Die Arbeitswelt des Chronisten

Der beobachtende Chronist vergangener Jahrhunderte flanierte ins Cafe, lehnte sich zurück, schlürfte dezent an seinem Café ole und betrachtete die condition humana von einem schmalen Stühlchen aus. Heute lehnt er sich immer noch zurück und auch der Kaffee ist noch da, aber seine Hand umklammert nicht mehr den France Soir oder die FAZ, sondern eine Maus. Die sozialen Phänomene nähern sich der schlecht übersetzten, alttestamentarischen Variante von „Logos“: Worte garniert mit visuellen Ausrufen. Der Logos tauscht Sichtbarkeit gegen Dynamik. Der Tanz wird wilder werden und vor Freude jauchzen wenn nur noch gilt:

Wolle die Wandlung. O sei für die Flamme begeistert, drin sich ein Ding dir entzieht, das mit Verwandlungen prunkt jener entwerfende Geist, welcher das Irdische meistert, liebt in dem Schwung der Figur nichts wie den wendenden Punkt. (Rilke)

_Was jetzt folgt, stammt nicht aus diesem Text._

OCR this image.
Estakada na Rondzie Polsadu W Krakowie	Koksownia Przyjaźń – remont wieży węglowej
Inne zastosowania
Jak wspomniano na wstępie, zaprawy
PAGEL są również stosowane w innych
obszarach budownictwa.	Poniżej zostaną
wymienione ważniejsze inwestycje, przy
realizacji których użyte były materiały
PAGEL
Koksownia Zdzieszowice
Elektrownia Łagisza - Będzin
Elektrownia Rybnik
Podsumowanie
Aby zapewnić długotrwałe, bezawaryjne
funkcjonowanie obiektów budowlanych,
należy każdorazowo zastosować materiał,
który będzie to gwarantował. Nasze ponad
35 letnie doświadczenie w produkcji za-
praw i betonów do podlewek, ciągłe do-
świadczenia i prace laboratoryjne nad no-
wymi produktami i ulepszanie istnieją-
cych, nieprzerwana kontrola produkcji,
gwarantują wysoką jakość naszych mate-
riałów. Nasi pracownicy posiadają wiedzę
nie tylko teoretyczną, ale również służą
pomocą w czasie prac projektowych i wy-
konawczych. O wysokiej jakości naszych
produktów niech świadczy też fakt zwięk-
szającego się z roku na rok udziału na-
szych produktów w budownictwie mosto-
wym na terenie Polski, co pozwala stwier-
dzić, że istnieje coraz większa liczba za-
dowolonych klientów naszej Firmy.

Zuerst erschienen im Mehrzweckbeutel (Gemeinschafstblog mit Mario Sixtus und Richie Gleim) am 16.2.2003

Wanderer in wandernder Landschaft

Sich in einer statischen Landschaft im Laufe des Lebens eine plausible Landkarte herzuleben, ist Stoff vergangener Skripte und Plots. Mit Intelligenz und Regelzeug war das in früheren Zeiten zu schaffen. Heute? Eine dynamische Landschaft. Dynamische Regeln. Ein changierender Horizont. Eine Leinwand die sich verändert und dennoch die klassischen Entwicklungsstufen abbilden muss. Thumbnails, die einen Film ergeben sollen. Hüpfen von Stein zu Stein, wie in einem irren Zengarten. Heute sinnvolle Verzweigungen, können morgen für Nachfolger eine Strasse ins Nichts bedeuten. Technologie und Poesie verschmelzen, weil beides interpretiert werden muss. Heraklit ahnte ja nicht, wieviel Rhei im Pantha sein kann.‘

Zuerst erschienen im Mehrzweckbeutel (Gemeinschafstblog mit Mario Sixtus und Richie Gleim) am 31.1.2003

Und ihr ruft nach Utopien … na toll

Ja was denn sonst!? Das ist doch genau der Raum um den hier gerade gekämpft wird. DIE usurpieren Technologie, indem sie das emanzipatorische Potential kastrieren weil sie darin nur die Möglichkeit sehen die Idee des Panoptikums im schlimmsten Benthamschen Sinne zu errichten. Auch bekannt unter „Dystopie“.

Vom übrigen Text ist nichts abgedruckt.